I first became familiar with William “Billy the Butcher” Cumberland when I read the first book in Diana Gabaldon’s series, Outlander. The hero is a Scotsman from the late 18th century, so the topic of the Duke of Cumberland comes up.
(I can highly recommend the first three books of Gabaldon’s Outlander series, but it starts running off the rails – for me at least – around book four. Her Lord John series is 100% awesome still, so I can recommend all of them. Unless the fact that the protagonist is gay is a problem for you. In which case you should get a grip.)
Prince William, the Duke of Cumberland, was a younger son King George II and was given the job of “quelling” the Jacobite Rebellion in Scotland. That’s where the nickname “Butcher” came in. The rotten bastard “pacified” the Scottish Highlands by ordering the slaughter of non-combatants, including women and children, and those he didn’t have murdered outright he left to starve to death after his troops destroyed their farms or other source of income. The common English person distained and disliked the Scots during this time period, but the populace of England was disgusted by his grotesque attempted genocide/ethnocide (not they had names for what he was doing). In Scotland he is remembered even less favorably, as you can imagine. Some sources report that the flower that is ostensibly named for the Duke of Cumberland, the “Sweet William”, is called the “Stinking Billy” in the British north, but other sources say it is actually the ragwort that the Scots referred to “Stinking Billy” in remembrance of Cumberland.
He’s on my mind, because we’ve just firmed up plans for visiting my parent’s house near Cumberland Falls win a few weeks, and the Cumberland area of Eastern Kentucky was named after the same murderous Duke who perpetrated such carnage against the Scots Highlanders. Everything around here, including the local university, is named after the Cumberland River and Lake Cumberland, and thus after the Dastardly Duke.

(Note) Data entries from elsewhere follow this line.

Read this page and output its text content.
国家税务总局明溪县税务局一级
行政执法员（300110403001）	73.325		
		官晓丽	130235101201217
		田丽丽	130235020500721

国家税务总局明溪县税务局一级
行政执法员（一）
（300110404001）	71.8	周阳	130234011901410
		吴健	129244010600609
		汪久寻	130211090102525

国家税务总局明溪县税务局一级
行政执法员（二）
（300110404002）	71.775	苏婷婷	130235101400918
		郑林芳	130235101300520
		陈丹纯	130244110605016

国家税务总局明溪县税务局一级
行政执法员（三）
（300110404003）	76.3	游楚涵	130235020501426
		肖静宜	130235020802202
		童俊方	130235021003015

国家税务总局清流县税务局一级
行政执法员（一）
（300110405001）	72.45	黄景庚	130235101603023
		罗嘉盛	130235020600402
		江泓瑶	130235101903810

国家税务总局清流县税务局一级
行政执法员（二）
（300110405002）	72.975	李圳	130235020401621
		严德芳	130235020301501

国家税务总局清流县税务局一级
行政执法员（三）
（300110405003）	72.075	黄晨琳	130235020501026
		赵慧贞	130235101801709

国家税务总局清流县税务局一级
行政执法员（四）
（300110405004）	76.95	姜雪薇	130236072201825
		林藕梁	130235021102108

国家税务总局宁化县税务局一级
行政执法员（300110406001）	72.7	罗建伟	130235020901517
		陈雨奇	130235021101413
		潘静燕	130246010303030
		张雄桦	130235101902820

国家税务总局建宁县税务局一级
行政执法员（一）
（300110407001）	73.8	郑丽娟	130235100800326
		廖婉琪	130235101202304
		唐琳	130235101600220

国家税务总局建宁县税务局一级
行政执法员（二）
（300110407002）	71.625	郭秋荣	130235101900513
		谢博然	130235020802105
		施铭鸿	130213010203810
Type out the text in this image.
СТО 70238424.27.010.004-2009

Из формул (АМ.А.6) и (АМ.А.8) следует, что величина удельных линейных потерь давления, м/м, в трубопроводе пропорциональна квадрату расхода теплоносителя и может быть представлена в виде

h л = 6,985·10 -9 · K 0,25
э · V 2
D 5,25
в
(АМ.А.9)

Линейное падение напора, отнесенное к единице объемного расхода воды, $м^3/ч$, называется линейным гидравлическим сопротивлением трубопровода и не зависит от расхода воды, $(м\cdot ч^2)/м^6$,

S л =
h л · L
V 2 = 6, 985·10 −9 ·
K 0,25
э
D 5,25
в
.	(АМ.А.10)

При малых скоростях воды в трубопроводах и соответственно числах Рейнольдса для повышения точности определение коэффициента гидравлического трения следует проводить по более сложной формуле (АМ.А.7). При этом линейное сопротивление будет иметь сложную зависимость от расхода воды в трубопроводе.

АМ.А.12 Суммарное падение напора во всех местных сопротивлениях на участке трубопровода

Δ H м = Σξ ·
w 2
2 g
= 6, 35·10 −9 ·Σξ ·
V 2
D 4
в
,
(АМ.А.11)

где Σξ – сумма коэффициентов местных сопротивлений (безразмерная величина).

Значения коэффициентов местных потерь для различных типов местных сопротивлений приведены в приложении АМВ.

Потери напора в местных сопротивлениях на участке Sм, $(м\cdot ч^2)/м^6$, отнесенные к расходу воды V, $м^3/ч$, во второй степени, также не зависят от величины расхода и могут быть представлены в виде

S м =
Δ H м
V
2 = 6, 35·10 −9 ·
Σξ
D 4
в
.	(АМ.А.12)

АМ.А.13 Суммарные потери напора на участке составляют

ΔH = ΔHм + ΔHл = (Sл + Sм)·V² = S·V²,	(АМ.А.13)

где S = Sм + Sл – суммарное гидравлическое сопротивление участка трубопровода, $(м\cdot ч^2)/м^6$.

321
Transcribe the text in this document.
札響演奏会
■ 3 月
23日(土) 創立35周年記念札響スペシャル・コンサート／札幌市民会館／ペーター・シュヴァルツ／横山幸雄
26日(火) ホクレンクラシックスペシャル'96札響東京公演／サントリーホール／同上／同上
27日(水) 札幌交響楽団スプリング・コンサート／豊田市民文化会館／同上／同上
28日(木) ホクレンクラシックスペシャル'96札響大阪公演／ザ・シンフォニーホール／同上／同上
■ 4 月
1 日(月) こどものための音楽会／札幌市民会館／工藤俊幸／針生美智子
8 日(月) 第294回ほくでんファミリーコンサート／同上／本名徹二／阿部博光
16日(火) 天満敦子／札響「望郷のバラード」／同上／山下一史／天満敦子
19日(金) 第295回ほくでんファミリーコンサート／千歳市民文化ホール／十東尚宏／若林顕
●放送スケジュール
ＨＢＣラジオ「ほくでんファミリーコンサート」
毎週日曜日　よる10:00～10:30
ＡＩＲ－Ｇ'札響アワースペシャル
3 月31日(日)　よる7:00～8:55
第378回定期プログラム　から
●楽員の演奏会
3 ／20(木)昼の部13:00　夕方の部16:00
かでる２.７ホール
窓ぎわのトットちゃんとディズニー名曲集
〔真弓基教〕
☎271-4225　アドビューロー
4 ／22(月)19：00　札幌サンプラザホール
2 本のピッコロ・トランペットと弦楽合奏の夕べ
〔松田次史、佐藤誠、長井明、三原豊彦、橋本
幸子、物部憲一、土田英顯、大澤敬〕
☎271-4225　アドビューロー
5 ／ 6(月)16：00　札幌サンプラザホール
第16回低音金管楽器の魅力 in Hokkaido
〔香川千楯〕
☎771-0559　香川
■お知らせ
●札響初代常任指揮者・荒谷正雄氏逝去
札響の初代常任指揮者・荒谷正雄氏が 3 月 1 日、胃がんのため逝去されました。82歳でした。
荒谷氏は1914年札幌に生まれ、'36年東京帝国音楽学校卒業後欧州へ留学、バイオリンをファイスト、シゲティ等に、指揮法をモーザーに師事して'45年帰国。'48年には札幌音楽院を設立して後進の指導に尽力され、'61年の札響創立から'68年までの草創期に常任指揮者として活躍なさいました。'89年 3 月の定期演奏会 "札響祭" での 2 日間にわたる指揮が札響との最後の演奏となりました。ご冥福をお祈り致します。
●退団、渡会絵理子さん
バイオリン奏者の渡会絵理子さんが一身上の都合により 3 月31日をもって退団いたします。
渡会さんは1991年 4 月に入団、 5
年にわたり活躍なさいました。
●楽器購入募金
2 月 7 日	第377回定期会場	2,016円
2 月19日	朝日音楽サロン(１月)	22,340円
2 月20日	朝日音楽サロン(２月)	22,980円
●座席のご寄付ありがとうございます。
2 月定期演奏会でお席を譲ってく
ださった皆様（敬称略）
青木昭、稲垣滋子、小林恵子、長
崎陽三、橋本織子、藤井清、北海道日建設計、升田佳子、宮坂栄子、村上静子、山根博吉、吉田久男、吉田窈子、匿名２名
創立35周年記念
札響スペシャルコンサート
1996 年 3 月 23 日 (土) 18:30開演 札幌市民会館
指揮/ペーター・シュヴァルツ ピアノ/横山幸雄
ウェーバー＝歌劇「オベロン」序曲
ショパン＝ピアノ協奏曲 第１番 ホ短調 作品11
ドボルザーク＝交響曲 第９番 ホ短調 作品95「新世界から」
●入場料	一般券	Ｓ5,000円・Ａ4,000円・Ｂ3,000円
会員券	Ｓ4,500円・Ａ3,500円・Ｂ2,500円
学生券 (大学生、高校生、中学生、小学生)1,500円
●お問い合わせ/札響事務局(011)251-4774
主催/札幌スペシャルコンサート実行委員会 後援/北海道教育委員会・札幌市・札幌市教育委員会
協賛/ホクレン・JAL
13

When I thought it was in honor of the bastard, I was vexed, but then I read that the Cumberland River was actually named such because it was as CROOKED as the Duke of Cumberland. That was much more to my taste. Now, I chortle internally instead of stew about it.
Cumberland’s statue in London was removed because of his war crimes, as is fitting. However, when a new art project was installed, a soap statue of Billy the Butcher that would melt in the rain, many people were less than pleased. Apparently even a temporary statue of a known fiend isn’t welcome.
Considering what he did, I have to agree.